Lesson Description
The "Debugging CSS with Dev Tools" Lesson is part of the full, CSS Fundamentals course featured in this preview video. Here's what you'd learn in this lesson:
Kevin explains how to use browser dev tools to debug CSS, highlighting key panels and demonstrating how to identify common issues like typos and invalid property values.
Transcript from the "Debugging CSS with Dev Tools" Lesson
[00:00:00]
>> Kevin Powell: And before we continue diving too deep into things, one thing that's really important, and I'm going to be pulling these up a lot, is our dev tools. Dev tools are an essential part of debugging in anything we're doing, but especially CSS. It's the way we debug our CSS essentially. There's multiple ways you can do it. You can right click and choose inspect. You can hit the F12 key on your keyboard, or you can do a Control Shift, or if you're on a Mac, Command Shift I, and they open a sidebar.
[00:00:27]
It might open in a different location. You can change the location with the three dots here and then choose a different spot where you want to dock it. So you can dock it on the bottom, you can remove it and have it docked out, and just like a website you can zoom in and out on, you can also zoom in and out on your dev tools if you need them bigger or smaller. I'm going to be using Chrome as we go through this course.
[00:00:49]
All Chromium browsers look generally the same.
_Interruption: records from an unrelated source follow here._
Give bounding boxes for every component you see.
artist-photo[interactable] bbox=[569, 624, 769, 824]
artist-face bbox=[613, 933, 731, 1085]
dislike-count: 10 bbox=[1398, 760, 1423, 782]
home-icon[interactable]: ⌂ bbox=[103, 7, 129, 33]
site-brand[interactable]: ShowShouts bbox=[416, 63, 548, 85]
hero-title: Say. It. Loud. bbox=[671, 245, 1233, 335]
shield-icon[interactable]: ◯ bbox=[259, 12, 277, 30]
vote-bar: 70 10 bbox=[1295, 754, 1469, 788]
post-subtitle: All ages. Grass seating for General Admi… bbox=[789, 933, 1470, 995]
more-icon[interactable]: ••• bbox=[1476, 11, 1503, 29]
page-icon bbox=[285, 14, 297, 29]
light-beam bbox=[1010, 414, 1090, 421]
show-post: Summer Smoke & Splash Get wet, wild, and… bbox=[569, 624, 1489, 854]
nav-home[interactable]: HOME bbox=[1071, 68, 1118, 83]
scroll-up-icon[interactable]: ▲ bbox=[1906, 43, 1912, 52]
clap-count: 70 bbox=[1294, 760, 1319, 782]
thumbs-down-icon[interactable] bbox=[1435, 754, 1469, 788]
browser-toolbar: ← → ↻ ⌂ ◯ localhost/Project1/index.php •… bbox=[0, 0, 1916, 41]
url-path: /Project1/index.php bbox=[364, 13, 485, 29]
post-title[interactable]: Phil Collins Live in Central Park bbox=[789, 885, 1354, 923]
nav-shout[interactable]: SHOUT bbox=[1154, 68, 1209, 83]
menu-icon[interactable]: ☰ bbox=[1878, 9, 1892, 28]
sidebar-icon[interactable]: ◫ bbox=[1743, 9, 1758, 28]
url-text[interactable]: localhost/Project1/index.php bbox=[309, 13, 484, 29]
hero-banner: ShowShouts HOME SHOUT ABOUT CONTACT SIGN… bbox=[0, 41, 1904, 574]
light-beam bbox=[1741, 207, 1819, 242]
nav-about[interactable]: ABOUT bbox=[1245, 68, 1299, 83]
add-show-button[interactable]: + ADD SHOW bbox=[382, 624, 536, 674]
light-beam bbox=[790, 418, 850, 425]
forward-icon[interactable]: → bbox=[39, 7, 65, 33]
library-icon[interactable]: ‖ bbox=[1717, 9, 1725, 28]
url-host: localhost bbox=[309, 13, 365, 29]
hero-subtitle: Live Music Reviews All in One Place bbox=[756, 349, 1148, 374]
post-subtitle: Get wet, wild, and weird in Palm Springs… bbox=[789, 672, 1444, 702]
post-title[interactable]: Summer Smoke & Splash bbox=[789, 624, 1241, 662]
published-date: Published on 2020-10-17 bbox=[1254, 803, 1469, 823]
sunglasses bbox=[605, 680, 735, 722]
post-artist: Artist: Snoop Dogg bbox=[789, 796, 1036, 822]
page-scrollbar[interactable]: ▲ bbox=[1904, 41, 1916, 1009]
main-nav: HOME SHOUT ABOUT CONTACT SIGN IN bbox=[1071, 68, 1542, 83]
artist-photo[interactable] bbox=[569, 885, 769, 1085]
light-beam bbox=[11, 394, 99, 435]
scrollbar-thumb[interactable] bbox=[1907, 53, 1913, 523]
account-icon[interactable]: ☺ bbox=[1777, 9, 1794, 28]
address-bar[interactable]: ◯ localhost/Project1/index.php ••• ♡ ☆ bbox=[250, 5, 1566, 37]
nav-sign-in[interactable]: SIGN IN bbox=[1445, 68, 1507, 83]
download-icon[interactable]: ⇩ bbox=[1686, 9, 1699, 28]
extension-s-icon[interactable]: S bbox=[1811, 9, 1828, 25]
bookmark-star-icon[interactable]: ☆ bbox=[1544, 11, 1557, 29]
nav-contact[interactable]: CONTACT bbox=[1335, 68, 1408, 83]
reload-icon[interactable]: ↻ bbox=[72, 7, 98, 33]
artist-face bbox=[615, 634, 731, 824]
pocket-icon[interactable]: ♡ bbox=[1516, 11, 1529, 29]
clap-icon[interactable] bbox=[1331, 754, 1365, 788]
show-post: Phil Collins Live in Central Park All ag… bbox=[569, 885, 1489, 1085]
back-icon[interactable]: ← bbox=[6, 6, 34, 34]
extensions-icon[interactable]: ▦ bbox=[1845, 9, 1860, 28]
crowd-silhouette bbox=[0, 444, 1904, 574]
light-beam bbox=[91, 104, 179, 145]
Edge has a few little differences with it, but they're again, mostly the same. Firefox is very similar. Safari is a little bit different with certain features. They're all there, they're just not quite exactly the same or the same placement. So, but in general, they all have very similar features to one another. For CSS, the important ones are the style tag, the tab, I should say.
[00:01:17]
So if we have something selected here, we can see the HTML on the side. This is our DOM. And then down here I have a styles where I can actually see everything. It looks kind of weird on this page because of what I used to build it, but you can see all the styles that are being applied coming down the side. I can go to a computed tab that shows me the box model, which we'll be talking about later, and then if I scroll down, it's all the properties, the finished thing, what the browser's computing for the final value that's actually getting applied on things, and a layout tab that we're going to be exploring a little bit later as well.
[00:01:52]
So we're using it for debugging. There is this right here, which there are three problems on. There's some styles that aren't being applied, and I want to see if you guys can all find these styles that it's not doing by inspecting on it and seeing if you can find what the problems are. Anybody finding anything? Yeah, right. Um, the display the. Uh, display absolute is not correct. So, one thing I should have shown before, but if you grab this icon, or actually if you right click on an element when you do your inspect, it will select that element in the tree that's right here, so you see it right away, it's on that paragraph, and there's the div here to debug me.
[00:02:33]
You can also use this thing, you click on that and then it highlights everything as you're going, and if you click on it, it selects it. And so Ryan just found this display absolute. This is the mistake I make probably the most often and can't figure out the problem for. I do this multiple times per day, and it drives me nuts. But, yeah, display absolute. So the browser is doing two things. It's showing this is crossed off, and we have this sign right there.
[00:03:00]
So it's actually, if I hover on top of that, it's telling me it's an invalid property value. So there's nothing wrong with the display, it's saying absolute doesn't work. This doesn't help me all the time. Well, it does now because I've done it so many times, but at the beginning you might be going, but absolute's a valid word, and then you just have to remember that, oh, I'm using it somewhere that it doesn't actually make sense.
[00:03:20]
So I could change the positioning, which is what I would have wanted, to be able to fix that. There's two more. I have this open, so it's a little bit of a cheat code. Does a Grant, do you want to point out one of them? The color, yeah. So the color is being crossed off, and in this case, if I go and take a look, it's saying it's an unknown property name. I'm Canadian, I spell color with a U, so. But sadly in CSS we cannot spell color with a U, so the mistake is a typo here.
[00:03:51]
So typos are one of the biggest problems you run into with CSS. This is the easiest way for you to be able to find them. And one of the newest features that's been added to dev tools, which is amazing, as I think Firefox first did it, but Chrome has it now as well, is if you use something that's completely valid, but it doesn't do anything, which is being highlighted here with this one that's getting grayed out, and there's a little I next to it.
[00:04:14]
And it tells me what the problem is. Position static property prevents top from having an effect. Try doing, you know, something else, essentially. So this can happen. There's properties and values that only work in certain contexts. So thankfully now our dev tools actually tell us when that's an issue because in the old days it wouldn't actually say anything was wrong with that. So those are like the three big things.
[00:04:37]
If you're just fighting with your CSS and nothing is happening, this is the first thing to dive in. And if you see no styles applying, because sometimes you inspect and the styles you wrote aren't applying, it might be a typo in your class name. That's usually what it is.